サマンサタバサは粗悪品を売っていたというのは本当か?

サマンサタバサは、超セレブを起用した大々的なプロモーションを行なっていたことで知られている。ヒルトン姉妹、ミランダ・カー、ビクトリア・ベッカム、マリア・シャラポワなど一流セレブがプロモーションのために日本を訪れていた。

サマンサタバサの新作発表会でのニッキー・ヒルトンさん 写真/shutterstock
サマンサタバサの新作発表会でのニッキー・ヒルトンさん 写真/shutterstock

国内のブランドでそのような宣伝活動が行なわれるケースは少なく、サマンサタバサが日本を代表するブランドの一つに育っていたことは衆目の一致するところだった。

ただし、派手な宣伝活動を行なっていたため、サマンサタバサには固定観念が付きまとうようになった。

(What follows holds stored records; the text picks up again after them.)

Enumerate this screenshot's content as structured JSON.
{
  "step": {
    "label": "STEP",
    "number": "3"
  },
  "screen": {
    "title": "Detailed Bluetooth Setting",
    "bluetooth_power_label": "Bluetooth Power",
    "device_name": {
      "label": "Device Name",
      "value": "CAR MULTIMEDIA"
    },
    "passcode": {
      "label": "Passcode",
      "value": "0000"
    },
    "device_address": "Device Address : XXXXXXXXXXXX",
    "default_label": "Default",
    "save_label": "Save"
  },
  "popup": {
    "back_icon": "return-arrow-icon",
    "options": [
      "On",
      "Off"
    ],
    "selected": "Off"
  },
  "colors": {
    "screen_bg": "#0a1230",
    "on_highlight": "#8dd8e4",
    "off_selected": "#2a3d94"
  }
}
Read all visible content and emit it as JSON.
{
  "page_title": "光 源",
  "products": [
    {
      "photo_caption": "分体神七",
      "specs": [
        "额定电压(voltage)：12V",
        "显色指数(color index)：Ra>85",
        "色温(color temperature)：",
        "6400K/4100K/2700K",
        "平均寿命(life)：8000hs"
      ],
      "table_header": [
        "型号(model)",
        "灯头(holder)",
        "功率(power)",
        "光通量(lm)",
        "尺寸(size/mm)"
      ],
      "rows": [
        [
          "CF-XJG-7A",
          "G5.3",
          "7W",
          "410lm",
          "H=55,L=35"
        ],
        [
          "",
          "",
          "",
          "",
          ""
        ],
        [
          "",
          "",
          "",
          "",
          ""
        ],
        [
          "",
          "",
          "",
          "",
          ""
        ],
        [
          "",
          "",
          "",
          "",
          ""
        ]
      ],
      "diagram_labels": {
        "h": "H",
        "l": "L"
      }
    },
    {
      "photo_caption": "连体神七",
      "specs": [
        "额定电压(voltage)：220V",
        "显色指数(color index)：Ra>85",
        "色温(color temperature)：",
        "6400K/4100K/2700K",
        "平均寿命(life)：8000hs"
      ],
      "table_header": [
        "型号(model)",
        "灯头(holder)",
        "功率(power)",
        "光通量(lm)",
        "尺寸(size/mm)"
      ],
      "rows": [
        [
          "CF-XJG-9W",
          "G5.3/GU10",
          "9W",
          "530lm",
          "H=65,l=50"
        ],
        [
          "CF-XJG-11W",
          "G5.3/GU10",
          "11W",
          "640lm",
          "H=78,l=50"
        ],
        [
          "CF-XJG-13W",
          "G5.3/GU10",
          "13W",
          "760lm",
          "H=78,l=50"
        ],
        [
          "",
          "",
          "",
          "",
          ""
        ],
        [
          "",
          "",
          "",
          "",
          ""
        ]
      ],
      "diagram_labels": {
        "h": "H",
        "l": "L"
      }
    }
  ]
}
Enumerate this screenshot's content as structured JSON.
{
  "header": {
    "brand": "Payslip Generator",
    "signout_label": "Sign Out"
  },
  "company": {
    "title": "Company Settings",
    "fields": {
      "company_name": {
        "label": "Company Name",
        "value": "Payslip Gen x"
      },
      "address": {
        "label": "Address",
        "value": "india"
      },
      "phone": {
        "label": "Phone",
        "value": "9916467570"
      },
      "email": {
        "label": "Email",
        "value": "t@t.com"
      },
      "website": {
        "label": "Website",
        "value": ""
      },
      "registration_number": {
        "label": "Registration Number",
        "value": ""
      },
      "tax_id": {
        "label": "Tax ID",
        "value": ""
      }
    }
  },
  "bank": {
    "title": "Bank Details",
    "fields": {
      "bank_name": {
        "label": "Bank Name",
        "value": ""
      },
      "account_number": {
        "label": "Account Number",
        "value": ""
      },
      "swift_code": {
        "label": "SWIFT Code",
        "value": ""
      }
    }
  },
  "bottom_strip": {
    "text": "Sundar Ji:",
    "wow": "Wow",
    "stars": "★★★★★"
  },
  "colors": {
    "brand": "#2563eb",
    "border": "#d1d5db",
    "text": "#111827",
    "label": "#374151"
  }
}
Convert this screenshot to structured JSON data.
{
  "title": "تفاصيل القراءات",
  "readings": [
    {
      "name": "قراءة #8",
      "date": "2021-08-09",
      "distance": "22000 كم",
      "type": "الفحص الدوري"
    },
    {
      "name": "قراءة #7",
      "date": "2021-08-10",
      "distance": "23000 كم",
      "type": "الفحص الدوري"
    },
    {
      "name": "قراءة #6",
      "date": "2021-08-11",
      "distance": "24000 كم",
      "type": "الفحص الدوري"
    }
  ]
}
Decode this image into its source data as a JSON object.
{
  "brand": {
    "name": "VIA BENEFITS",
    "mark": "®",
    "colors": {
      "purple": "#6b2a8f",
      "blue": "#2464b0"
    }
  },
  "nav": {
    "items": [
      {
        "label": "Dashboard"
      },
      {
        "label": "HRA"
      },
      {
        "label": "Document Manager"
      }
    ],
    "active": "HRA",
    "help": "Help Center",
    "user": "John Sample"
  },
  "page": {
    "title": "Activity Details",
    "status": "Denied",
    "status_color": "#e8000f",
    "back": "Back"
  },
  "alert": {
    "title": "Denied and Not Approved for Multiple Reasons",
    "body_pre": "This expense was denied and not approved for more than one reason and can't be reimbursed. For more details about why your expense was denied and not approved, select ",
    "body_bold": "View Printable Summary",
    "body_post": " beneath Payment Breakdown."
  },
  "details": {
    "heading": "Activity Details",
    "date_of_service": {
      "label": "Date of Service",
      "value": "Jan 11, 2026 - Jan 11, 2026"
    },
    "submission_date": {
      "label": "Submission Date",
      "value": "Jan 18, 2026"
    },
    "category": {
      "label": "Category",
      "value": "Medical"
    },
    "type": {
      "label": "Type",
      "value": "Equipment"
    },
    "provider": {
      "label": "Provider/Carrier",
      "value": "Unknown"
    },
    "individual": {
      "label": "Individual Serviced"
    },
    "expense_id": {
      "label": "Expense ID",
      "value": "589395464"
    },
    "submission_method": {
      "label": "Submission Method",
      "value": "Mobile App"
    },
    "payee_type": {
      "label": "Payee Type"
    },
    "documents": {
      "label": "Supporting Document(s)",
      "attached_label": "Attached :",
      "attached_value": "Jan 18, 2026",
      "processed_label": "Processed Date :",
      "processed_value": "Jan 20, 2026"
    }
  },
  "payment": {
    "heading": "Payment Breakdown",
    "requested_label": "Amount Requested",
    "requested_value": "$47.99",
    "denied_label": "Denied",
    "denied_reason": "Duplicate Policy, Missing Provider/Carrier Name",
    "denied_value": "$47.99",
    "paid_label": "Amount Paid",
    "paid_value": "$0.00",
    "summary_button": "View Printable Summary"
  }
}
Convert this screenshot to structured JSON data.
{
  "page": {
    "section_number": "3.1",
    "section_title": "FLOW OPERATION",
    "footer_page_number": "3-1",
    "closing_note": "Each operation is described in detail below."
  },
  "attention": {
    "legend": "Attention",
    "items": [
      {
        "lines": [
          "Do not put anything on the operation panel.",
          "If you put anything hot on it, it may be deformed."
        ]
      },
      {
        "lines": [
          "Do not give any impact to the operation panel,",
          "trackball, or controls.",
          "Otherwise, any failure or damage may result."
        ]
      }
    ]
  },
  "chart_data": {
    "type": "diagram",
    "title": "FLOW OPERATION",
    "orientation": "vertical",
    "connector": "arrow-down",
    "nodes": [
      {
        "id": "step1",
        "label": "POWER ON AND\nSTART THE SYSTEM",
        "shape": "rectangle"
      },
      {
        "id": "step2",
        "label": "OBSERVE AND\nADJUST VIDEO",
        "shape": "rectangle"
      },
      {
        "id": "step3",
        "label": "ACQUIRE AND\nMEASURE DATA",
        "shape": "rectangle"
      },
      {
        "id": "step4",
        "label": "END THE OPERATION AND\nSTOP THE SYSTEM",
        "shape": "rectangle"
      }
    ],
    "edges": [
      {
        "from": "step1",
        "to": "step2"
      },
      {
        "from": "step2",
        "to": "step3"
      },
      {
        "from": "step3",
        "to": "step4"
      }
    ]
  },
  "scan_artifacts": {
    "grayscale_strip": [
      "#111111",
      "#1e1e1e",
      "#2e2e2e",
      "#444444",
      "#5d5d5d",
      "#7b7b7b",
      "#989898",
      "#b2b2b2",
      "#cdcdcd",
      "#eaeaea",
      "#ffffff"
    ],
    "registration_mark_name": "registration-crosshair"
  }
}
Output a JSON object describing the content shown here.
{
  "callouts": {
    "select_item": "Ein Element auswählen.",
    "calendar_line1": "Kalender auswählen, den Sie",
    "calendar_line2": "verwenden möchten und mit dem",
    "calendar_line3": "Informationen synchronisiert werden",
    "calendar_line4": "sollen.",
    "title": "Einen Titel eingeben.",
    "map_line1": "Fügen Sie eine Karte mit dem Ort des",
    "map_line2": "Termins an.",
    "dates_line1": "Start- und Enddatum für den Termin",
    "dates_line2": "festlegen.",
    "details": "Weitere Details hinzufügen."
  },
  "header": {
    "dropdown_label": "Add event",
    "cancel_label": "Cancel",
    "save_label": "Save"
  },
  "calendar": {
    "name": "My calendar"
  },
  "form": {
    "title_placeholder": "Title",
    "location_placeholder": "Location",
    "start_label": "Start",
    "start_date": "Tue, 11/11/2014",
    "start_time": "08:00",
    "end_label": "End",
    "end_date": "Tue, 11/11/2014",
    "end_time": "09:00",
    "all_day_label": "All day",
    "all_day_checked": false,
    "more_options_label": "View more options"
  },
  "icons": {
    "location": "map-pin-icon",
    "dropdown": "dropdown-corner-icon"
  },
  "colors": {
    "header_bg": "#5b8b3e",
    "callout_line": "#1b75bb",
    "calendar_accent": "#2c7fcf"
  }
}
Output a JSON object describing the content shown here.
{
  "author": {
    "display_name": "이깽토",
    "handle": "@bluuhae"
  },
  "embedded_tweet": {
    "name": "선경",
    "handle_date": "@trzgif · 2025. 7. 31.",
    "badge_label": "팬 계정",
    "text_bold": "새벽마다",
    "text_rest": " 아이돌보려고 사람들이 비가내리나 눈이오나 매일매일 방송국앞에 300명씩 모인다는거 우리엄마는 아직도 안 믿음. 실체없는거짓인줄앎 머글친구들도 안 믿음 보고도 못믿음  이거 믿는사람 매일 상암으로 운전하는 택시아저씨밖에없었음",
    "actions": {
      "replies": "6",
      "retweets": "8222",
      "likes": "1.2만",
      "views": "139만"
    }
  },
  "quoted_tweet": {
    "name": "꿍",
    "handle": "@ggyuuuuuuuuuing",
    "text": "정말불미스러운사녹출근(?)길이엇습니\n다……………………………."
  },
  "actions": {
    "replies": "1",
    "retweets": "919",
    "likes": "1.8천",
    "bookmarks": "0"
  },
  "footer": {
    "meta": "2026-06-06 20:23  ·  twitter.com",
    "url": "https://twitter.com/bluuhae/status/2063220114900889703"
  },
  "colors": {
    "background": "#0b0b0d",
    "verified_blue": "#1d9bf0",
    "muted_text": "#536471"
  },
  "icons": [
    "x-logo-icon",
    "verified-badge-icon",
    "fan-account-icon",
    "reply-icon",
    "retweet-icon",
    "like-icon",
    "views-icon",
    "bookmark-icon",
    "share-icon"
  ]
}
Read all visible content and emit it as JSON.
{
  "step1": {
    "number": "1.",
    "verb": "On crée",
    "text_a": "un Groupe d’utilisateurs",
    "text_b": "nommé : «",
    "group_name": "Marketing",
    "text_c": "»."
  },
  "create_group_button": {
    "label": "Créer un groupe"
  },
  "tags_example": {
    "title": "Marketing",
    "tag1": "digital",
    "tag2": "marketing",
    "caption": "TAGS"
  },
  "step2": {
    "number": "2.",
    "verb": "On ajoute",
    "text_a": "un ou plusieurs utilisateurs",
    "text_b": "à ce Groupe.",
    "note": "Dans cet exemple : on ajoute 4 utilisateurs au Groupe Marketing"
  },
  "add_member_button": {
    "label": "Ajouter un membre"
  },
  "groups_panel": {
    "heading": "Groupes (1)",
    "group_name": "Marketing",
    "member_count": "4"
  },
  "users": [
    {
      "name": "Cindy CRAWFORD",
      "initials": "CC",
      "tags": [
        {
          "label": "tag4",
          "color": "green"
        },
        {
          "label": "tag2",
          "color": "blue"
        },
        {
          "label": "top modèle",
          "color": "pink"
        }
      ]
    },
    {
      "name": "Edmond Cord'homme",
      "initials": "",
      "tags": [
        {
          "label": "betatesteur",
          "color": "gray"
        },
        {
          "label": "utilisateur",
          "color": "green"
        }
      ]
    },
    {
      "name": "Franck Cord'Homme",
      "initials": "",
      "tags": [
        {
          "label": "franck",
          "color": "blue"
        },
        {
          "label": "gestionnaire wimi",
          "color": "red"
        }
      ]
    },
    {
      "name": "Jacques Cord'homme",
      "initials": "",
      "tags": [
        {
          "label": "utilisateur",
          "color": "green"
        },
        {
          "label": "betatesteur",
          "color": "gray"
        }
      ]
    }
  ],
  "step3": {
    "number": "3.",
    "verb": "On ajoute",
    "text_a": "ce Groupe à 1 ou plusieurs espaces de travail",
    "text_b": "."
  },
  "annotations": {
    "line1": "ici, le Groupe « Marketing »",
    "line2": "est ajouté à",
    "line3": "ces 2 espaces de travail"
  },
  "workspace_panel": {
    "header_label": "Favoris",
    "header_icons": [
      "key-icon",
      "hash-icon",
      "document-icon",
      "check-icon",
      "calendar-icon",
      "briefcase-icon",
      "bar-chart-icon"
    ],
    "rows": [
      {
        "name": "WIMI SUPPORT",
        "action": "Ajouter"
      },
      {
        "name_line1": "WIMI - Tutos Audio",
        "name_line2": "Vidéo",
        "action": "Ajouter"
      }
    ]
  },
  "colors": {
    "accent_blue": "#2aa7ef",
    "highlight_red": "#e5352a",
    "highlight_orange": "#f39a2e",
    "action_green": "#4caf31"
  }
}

それが高粗利・高広告宣伝費というものだ。原価が安い商品を高値で売る目的で、巨額の広告費を投じているというものである。すなわち、低品質の商品に過度な広告をのせることによって高値で販売し、粗利率を高めることに成功しているというのだ。

しかし、この認識は正しくない。

サマンサタバサが隆盛を誇っていた2005年2月期の製造原価は40億9200万円。このときの売上高は98億4500万円で、製造原価は41.6%だ。アパレルの原価率は30~50%と言われている。サマンサタバサは極めて標準的な水準だ。

なお、この期の広告宣伝費は2億500万円ほど。売上高の2.1%に過ぎない。セレブを起用して大々的な宣伝活動を行なっていたからといって、過度な広告費をかけていたわけでもないのだ。つまり、ごく普通のアパレルブランドのビジネスモデルを踏襲していたことになる。

それでは、なぜサマンサタバサは凋落してしまったのか。その背景には、このブランドが得意としていた2~5万円という中価格帯の需要の減退が挙げられる。